I'll never forget killing time at Viedma station and nosing around plenty of armstrong switch levers that were torched but in place. Or the Escalada backshops with one hundred years of old equipment rotting in place. An entire empty shop building storing equipment well beyond repair.
If it weren't for Conrail and Amtrak I think this is exactly what our system would look like. One thing this thread has taught me (ephemera aside) is how well maintained our Class I and II railroads are. I was certain that somewhere along the lines through Thurmond and Prince, WV or Dawson, PA there would be some amazing find of junk very similar to what you described in Argentina.

It simply isn't the case. I was actually surprised the other day when looking at some grade crossings on the north side of Memphis that I found some ties in the mud and a really rough looking set of timbers in the track panel. This was truly an unusual find which in many other parts of the world would be the rule.

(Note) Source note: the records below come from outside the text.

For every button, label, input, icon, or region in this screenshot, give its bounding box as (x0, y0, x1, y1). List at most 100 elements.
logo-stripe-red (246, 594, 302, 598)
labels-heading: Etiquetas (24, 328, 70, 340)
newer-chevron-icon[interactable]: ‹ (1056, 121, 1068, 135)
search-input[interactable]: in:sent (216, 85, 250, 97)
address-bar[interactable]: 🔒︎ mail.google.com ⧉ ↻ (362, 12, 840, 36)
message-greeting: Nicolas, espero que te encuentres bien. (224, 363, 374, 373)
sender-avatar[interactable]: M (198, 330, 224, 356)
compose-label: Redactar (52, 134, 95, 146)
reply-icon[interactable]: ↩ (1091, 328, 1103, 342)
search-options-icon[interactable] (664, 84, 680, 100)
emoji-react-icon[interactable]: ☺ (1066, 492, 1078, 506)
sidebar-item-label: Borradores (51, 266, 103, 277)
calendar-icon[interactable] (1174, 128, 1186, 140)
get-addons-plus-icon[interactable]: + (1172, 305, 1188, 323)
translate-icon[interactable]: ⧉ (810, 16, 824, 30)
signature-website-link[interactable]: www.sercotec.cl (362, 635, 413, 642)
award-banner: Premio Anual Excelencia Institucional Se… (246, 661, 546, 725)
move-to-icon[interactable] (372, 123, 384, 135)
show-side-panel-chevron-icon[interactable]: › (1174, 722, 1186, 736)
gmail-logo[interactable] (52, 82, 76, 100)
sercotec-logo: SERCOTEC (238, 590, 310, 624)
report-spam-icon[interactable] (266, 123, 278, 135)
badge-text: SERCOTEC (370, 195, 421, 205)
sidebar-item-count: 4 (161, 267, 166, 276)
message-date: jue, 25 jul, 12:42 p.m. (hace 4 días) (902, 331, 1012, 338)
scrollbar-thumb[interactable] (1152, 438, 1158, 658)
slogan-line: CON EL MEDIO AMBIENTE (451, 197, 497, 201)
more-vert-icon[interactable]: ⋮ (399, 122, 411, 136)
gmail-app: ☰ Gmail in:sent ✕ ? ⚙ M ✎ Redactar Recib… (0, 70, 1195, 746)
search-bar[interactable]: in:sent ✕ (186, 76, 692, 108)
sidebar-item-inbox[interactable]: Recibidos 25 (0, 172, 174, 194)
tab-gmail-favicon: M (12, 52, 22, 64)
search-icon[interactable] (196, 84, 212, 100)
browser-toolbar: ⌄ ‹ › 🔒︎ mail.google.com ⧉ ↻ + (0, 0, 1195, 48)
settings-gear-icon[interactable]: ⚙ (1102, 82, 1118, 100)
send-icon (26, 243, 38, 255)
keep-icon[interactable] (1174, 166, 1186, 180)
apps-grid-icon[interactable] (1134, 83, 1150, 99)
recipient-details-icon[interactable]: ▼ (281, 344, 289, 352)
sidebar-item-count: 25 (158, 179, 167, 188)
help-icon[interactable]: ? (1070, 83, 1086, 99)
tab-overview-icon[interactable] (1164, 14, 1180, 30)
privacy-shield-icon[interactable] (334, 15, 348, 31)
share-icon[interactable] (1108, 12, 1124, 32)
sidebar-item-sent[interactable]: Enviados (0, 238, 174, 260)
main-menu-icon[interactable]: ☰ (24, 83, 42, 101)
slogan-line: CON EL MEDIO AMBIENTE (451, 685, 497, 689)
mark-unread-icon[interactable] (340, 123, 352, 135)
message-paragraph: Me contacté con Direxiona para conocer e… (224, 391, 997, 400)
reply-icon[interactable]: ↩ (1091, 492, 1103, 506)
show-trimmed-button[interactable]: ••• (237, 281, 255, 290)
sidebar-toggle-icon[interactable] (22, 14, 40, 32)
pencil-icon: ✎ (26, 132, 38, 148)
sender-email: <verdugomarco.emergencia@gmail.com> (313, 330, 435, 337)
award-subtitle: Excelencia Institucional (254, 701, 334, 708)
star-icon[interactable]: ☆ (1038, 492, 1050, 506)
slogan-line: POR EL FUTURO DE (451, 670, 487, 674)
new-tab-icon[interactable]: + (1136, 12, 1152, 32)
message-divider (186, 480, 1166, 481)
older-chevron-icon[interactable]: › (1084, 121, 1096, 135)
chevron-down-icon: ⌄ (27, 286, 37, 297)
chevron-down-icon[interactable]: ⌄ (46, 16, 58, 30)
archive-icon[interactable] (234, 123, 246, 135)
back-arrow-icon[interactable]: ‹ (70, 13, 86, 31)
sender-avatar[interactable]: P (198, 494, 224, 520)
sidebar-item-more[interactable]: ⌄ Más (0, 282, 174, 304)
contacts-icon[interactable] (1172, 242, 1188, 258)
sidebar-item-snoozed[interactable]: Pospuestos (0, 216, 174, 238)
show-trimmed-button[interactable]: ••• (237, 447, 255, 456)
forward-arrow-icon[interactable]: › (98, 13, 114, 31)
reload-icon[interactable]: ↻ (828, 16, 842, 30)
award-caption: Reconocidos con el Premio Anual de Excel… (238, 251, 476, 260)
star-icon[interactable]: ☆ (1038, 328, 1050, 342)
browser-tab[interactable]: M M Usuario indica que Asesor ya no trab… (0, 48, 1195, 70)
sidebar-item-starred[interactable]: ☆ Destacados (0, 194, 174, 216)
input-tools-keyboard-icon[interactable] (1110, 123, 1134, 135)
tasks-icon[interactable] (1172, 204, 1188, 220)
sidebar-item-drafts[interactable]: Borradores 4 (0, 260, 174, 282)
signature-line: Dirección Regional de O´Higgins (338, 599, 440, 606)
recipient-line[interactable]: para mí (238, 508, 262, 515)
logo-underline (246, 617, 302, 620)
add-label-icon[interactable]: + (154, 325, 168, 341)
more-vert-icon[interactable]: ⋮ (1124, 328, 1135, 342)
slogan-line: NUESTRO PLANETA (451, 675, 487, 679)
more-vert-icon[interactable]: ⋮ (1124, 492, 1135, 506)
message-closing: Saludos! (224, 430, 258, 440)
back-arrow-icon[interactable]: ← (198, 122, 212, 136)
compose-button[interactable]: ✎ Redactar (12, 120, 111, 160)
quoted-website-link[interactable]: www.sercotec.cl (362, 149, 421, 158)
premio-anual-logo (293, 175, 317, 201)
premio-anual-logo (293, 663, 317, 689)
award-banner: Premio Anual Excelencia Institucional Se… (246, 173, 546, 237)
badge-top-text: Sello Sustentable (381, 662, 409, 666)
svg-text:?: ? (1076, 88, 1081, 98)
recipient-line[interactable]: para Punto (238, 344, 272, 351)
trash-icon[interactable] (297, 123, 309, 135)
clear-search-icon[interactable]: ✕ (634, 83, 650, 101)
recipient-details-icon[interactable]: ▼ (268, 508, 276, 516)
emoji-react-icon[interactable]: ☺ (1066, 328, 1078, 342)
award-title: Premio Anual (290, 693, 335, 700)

Amtrak has cleared out or scrapped most of their dead equipment and often doesn't hang on to surplus very long either.
Last edited by gokeefe on Wed May 06, 2020 9:02 pm, edited 1 time in total.
 #1541761  by Arborwayfan
 
When I compare what I see today with my memories from when I was a kid, I see the contrast that Tadman and gokeefe are talking about. I remember driving over the Prison Point Bridge in Boston and Cambridge, and the I-95 bridge over the railroad yards in Providence, and seeing a fair number of freight cars, yes, but also a lot of weedy tracks with dirty ballast. On those spots today there are fewer tracks but the tracks are in good shape. I remember walking along next to (and sometimes on, I'm afraid) the Needham line in the Arboretum in Boston and seeing ratty ties in minimal ballast; they built that line back much better in the mid 80s and have kept it up since. Etc., etc. So I guess it makes sense that there's not that much old stuff left.
 #1541780  by Tadman
 
For a long time our culture had a mentality where we didn't throw things away, even when far past their useful life. My grandfather kept a few of their family cars out in the back 40, long after the floorpans were rotted and the entire car was far beyond repair. I remember the Illinois Central had hundreds of boxcars on surplus trackage in downtown Chicago, the South Shore kept the wires in place over Burnham yard, and Conrail left a few spurs around my hometown that had long lost their customers. Upon visiting the Cleveland RTA around 1991, we found an entire fleet of retired Pullman subway cars sitting around, never to turn a wheel again. It sure made for interesting railfanning, but in the early 1990's, management wised up and properties were cleaned up. Hundreds of miles of surplus branches and track were pulled, no more old rolling stock laying around.

In 1990, the properties looked like 1940. In 1995, the properties looked like 2000.